LOGANSPORT — An owner at Anytime Fitness in Logansport just wanted a painted wall for a new challenge at the center. But when she asked 18-year-old art student Mégane Butin to paint that mural, Butin took the idea and ran with it.
The mural she painted shows a beach scene viewed through a hole in an old stone wall, symbolism intended to motivate gym members in taking on the fitness center’s most difficult challenge.
Gym co-owner Laura Raimondi said the trainer who came up with the challenge wanted a wall where members who completed it could write their names.
The workout combined a total of 15 cardio and strength exercises, so the wall idea was meant to motivate the gym’s members to beat the challenge.
“We already had a wall,” she said. “We could have just drawn an empty box.”
Raimondi decided, instead, to have an art student paint a simple mural onto a portion of the concrete-block wall. She called high school art teachers for recommendations, and one of them, a Century Career Center graphic design instructor, recommended Butin.
“She was probably by far our best fine arts student, illustrator,” said Amanda Kramer, who has taught graphic design, commercial arts and digital photography at the career center since 2004. She was especially impressed by Butin’s sense of color and how rapidly she finished projects.
Raimondi “was saying it was going to be very basic,” Kramer said. “In my head, I was thinking, she could go a long way with it.”
Kramer connected Raimondi with Butin just a few days before school ended for the summer.
Butin, an exchange student from Brittany, France, started taking art lessons when she was 8 years old.
“I was very, very young, and I was drawing with my brother, little cartoons and things,” Butin said, “and somebody told my parents I should go to classes. And that’s how everything started.”

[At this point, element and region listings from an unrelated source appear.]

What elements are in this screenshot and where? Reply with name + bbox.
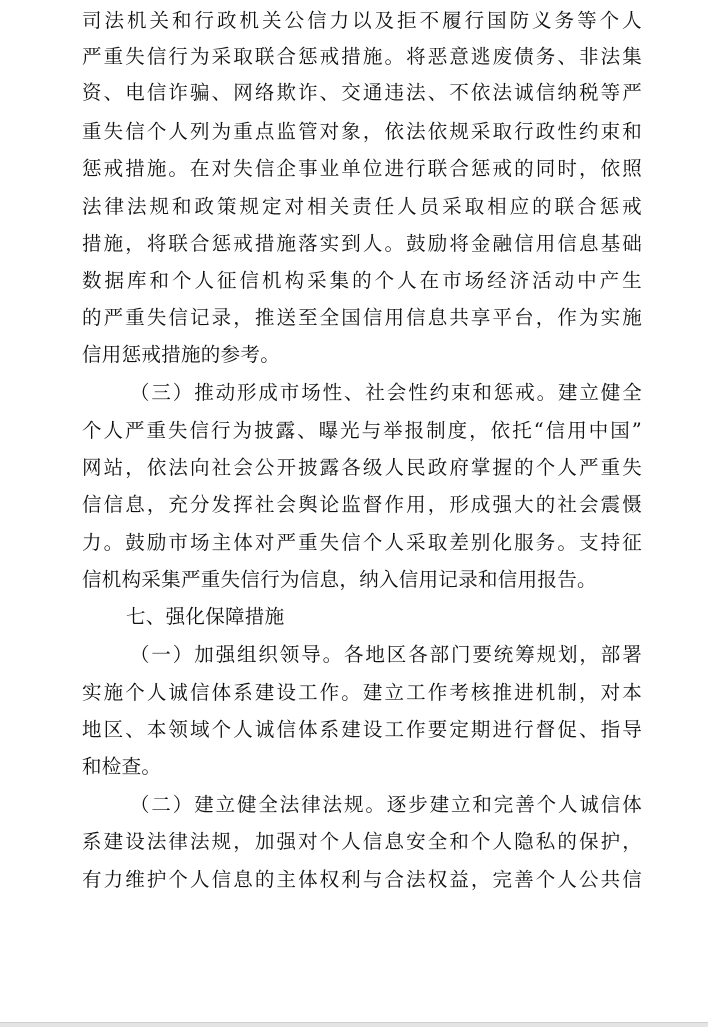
text-line: 严重失信行为采取联合惩戒措施。将恶意逃废债务、非法集	[82, 45, 642, 68]
text-line: 有力维护个人信息的主体权利与合法权益，完善个人公共信	[82, 868, 642, 891]
text-line: 地区、本领域个人诚信体系建设工作要定期进行督促、指导	[82, 718, 642, 741]
text-line: 的严重失信记录，推送至全国信用信息共享平台，作为实施	[82, 306, 642, 329]
text-line: 措施，将联合惩戒措施落实到人。鼓励将金融信用信息基础	[82, 232, 642, 255]
text-line: 数据库和个人征信机构采集的个人在市场经济活动中产生	[82, 269, 642, 292]
text-line: 信机构采集严重失信行为信息，纳入信用记录和信用报告。	[82, 568, 597, 591]
paragraph-heading-line: （三）推动形成市场性、社会性约束和惩戒。建立健全	[130, 381, 642, 404]
text-line: 信信息，充分发挥社会舆论监督作用，形成强大的社会震慑	[82, 493, 642, 516]
text-line: 法律法规和政策规定对相关责任人员采取相应的联合惩戒	[82, 195, 642, 218]
text-line: 和检查。	[82, 755, 162, 778]
text-line: 系建设法律法规，加强对个人信息安全和个人隐私的保护，	[82, 830, 642, 853]
text-line: 惩戒措施。在对失信企事业单位进行联合惩戒的同时，依照	[82, 157, 642, 180]
text-line: 重失信个人列为重点监管对象，依法依规采取行政性约束和	[82, 120, 642, 143]
page-bottom-divider	[0, 1022, 708, 1027]
text-line: 信用惩戒措施的参考。	[82, 343, 281, 366]
paragraph-heading-line: （二）建立健全法律法规。逐步建立和完善个人诚信体	[130, 793, 642, 816]
text-line: 网站，依法向社会公开披露各级人民政府掌握的个人严重失	[82, 456, 642, 479]
text-line: 个人严重失信行为披露、曝光与举报制度，依托“信用中国”	[82, 419, 642, 442]
text-line: 资、电信诈骗、网络欺诈、交通违法、不依法诚信纳税等严	[82, 81, 642, 104]
section-heading: 七、强化保障措施	[126, 605, 285, 628]
text-line: 力。鼓励市场主体对严重失信个人采取差别化服务。支持征	[82, 531, 642, 554]
text-line: 司法机关和行政机关公信力以及拒不履行国防义务等个人	[82, 9, 642, 32]
paragraph-heading-line: （一）加强组织领导。各地区各部门要统筹规划，部署	[130, 643, 642, 666]
text-line: 实施个人诚信体系建设工作。建立工作考核推进机制，对本	[82, 681, 642, 704]
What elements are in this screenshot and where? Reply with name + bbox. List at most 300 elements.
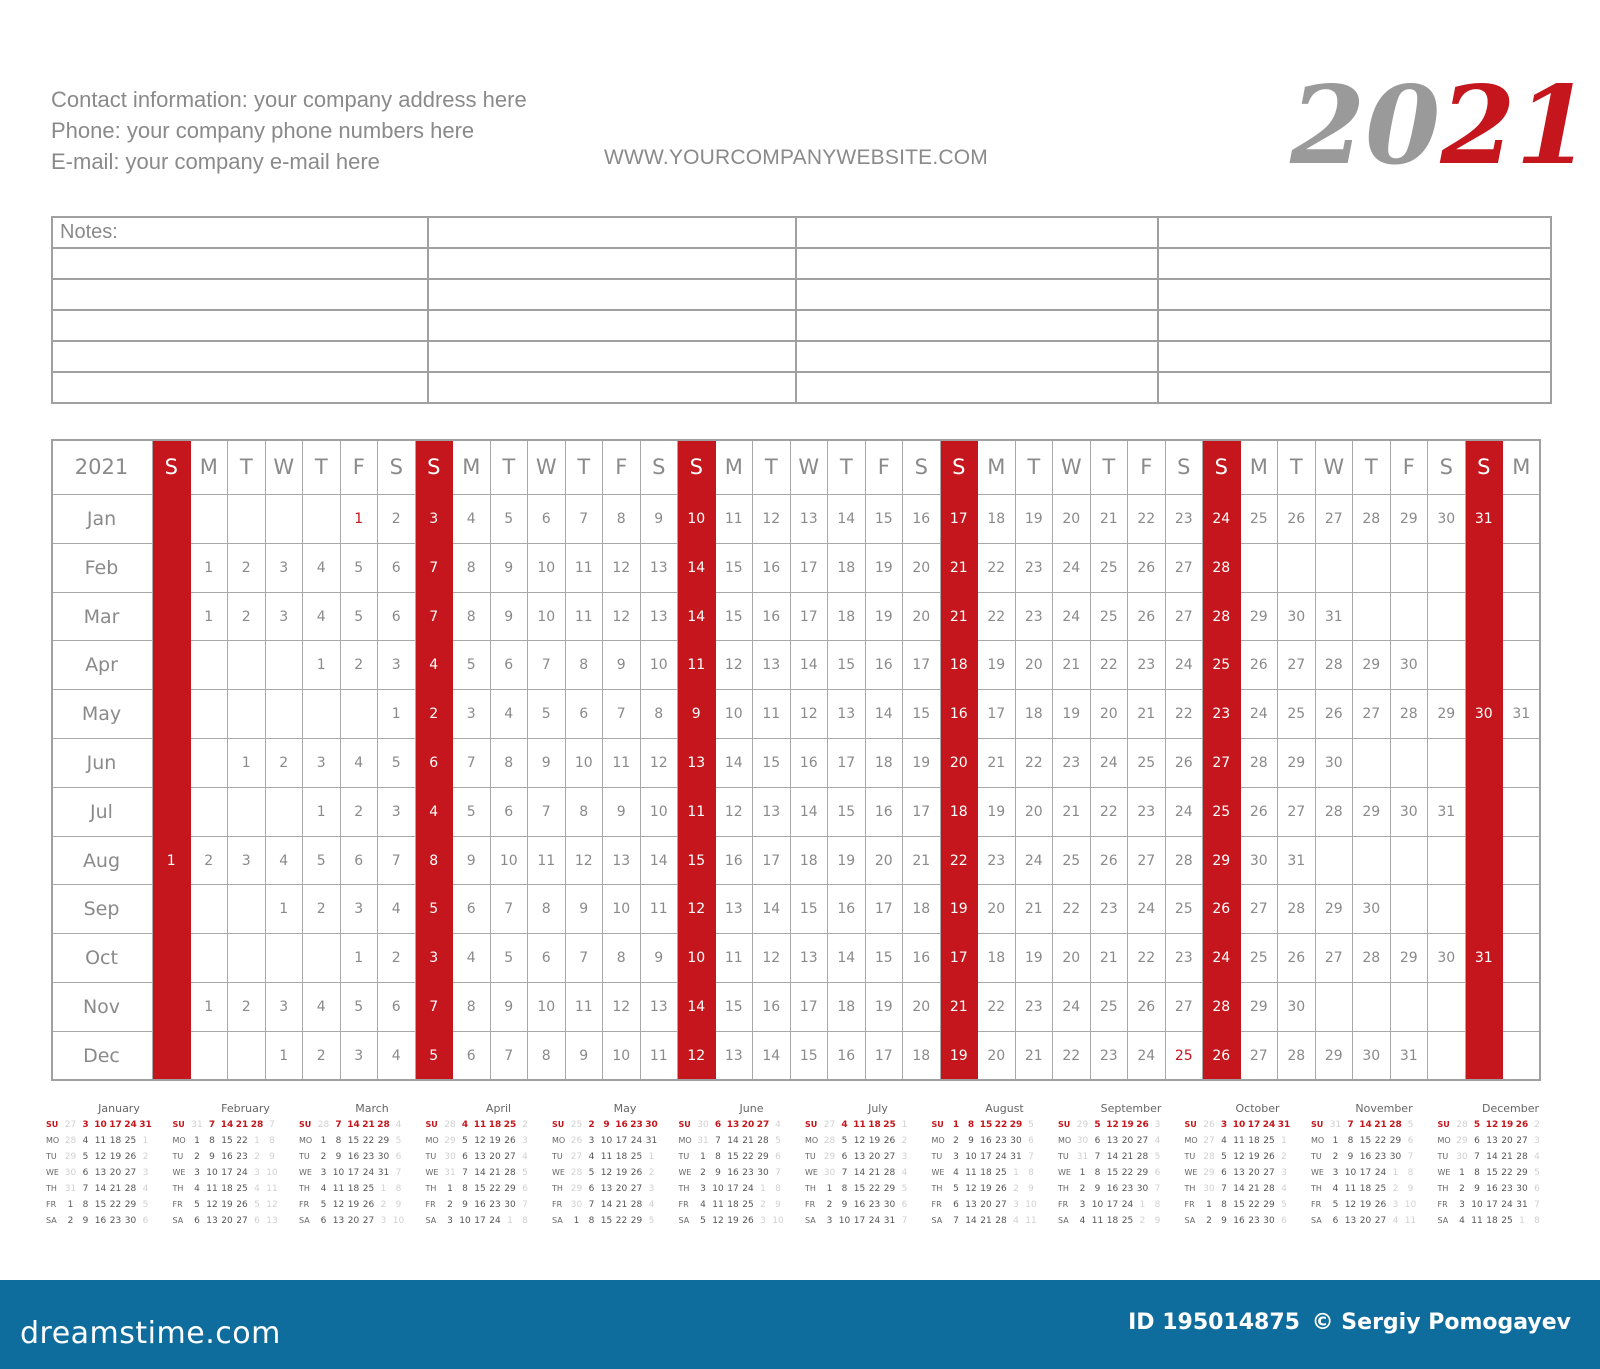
- mini-day-number: 31: [64, 1184, 77, 1194]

Over the last decade, she’s studied painting, drawing and three-dimensional art, painting some small murals in friends’ homes along the way. The mural in Anytime Fitness, measuring about 4.5 feet by 6.5 feet, was by far the largest she’s done, she said.
“At the beginning, they just wanted a wall, and I said, maybe that’s kind of boring,” Butin recalled.
Raimondi was glad to give the student some artistic leeway.
“She thought differently,” Raimondi said. “She thought. This wall is separating you from this beautiful beach.”
What Butin envisioned was a wall punched through, showing a beach with Caribbean palm trees growing on the shore. An orange sky silhouettes the beach and the trees and reflects off the ocean.
“Why the beach? People come here to work out, they want that nice body to look nice on the beach,” Butin explained.
The scene itself was a work of “pure imagination,” she said, but she used vivid colors to give exercisers an emotional jump start.
“I made bright colors to punch them, like ‘Hello! Good morning!’” she said.
Both the muted colors of the brick wall and the vibrant hues of the beach scene were mixed using just a few colors bought at a local art supply shop, Raimondi said.
“We only bought, like, five colors of paint,” she said. “She mixes and blends and mixes and blends, that’s what she liked to do.”
Although Butin’s somewhat limited English made buying paints more challenging — “the color of the paints I knew in French, but it was kind of hard in English” — she started painting the mural soon after school ended. Butin completed the project in about two weeks, spending roughly five hours each weekday painting the mural.
“When I was painting, people were saying, ‘I want to go to this beach.’ That’s exactly what I wanted,” Butin said.
The wall’s accompanying challenge list went up June 20, outlining the exercises a person must execute within the challenge’s time limit. One man beat the challenge on June 25.
The mural gives exercisers bigger bragging rights after they finish the challenge, according to A.J. Humerickhouse, the first person to finish it.
“It doesn’t add to your motivation, but it gives you something to look forward to, like ‘hey, I did this,’” he said.
But the challenge for Butin is choosing when the mural is officially done.
“For me it’s not finished,” she said, “but I don’t have much time left.
They think it’s finished but I don’t think so.”
Butin returns to France on July 21. She’ll complete one more year of school there before graduating, she said, and wants to study art in college.
“I took this year to kind of take a break and think about what I want to do,” she said.
She’s now considering applying to an Italian art institute based on her French art professors’ recommendations.